Clojure is made to be a hosted language,it doesn't just runs in JVM for example, Clojure is made for the JVM,and Clojurescript is made for Javascript.

We also have many Clojure's,cMQL works only for java/js for now.
This allows us easy interop,and portable cMQL queries between the drivers cMQL supports .

Comparison

cMQL uses clojure features and the similarities with MQL to make the query builder simple.
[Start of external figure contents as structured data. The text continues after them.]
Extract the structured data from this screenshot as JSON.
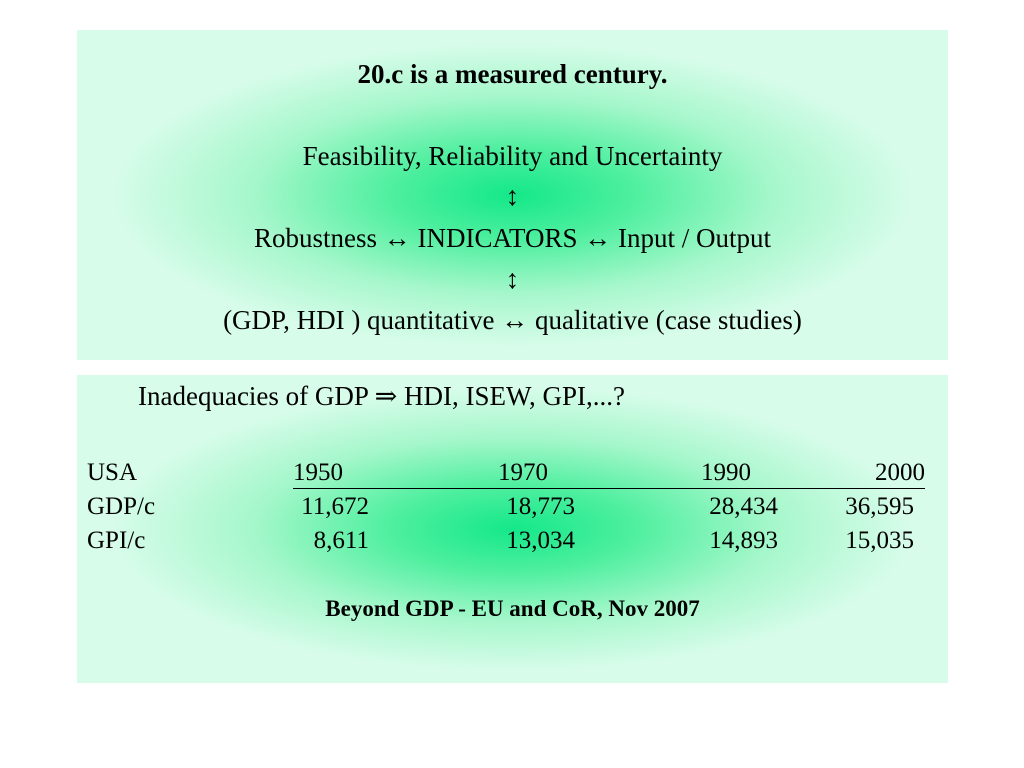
{
  "top_panel": {
    "title": "20.c is a measured century.",
    "line1": "Feasibility, Reliability and Uncertainty",
    "arrow1": "↕",
    "line2": "Robustness ↔ INDICATORS ↔ Input / Output",
    "arrow2": "↕",
    "line3": "(GDP, HDI ) quantitative ↔ qualitative (case studies)"
  },
  "bottom_panel": {
    "heading": "Inadequacies of GDP ⇒ HDI, ISEW, GPI,...?",
    "table": {
      "header": {
        "label": "USA",
        "years": [
          "1950",
          "1970",
          "1990",
          "2000"
        ]
      },
      "rows": [
        {
          "label": "GDP/c",
          "values": [
            "11,672",
            "18,773",
            "28,434",
            "36,595"
          ]
        },
        {
          "label": "GPI/c",
          "values": [
            "8,611",
            "13,034",
            "14,893",
            "15,035"
          ]
        }
      ]
    },
    "source": "Beyond GDP - EU and CoR, Nov 2007"
  }
}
If java or javascript was used to make the query builder

  • not functional, not natural for querying and data processing
  • not readable nesting of function calls
  • not like MQL different syntax, programming model
  • no JSON literals
  • no macros,to make the query builder less verbose
  • no keywords,to use for the fields
  • queries would run only in java or only in javascript

The result would be a verbose,not portable query builder,not suitable for data processing
That would be also harder to make.

Query builders that we have can be very incomplete also.

Queries bellow are so simple and so small like 5 lines,cMQL goes ~2x even in simple queries,
but cMQL is not just a way to make easy queries very easy,for big or complex queries, it is a way to avoid "code explosion" see also example3 example4

Java

  • Java Mongodb official driver
    doesn't cover most aggregate operators(only stages/filters(some query operators)/accumulators)
    We have like 100+ aggregate operators more that we have to write MQL to use them
    (there is no let/map/reduce/filter etc)
  • java is not like MQL making a java query builder is harder

Small example in Java only with covered operators (if not covered we could go 4x+)

cMQL = 79 characters
Java Query = 188 characters (~2x)

(q zips
(= :state "TX")
(group :city {:totalPop :pop}
[:!_id :totalPop]
(sort :!totalPop)))

Mongoose

  • Mongoose supports JSON like literals,and and raw MQL is generaly used.
  • Query builder offers even less than the Java one.
  • The result is a mix of MQL with the query builder.

It has the problems of MQL for more see the examples

Spring Data MongoDB

Spring data MongoDB query builder offers aggregator operators.

cMQL = 92 characters
Spring = 180 characters (2x)

(q coll
[:firstname
:lastname
{:created (map (fn [:u.] (str :u.firstname. " " :u.lastname.)) :created)}])

Even in so small example we can see many of the problems described above

  • map is not clear
  • the function that we will use is not clear the body and the arguments
  • the nesting is not clear
  • we have extra words like and/as/valueOf/concatValueOf/andApply,
  • we also have a mixed notation of references and variables with "$$","$"

And its not Spring query builder problem,the problem is that we dont have macros, to make a nice query builder, and we try to wrap MQL(functional homoiconic) with a procedural language,and then write functional code with it.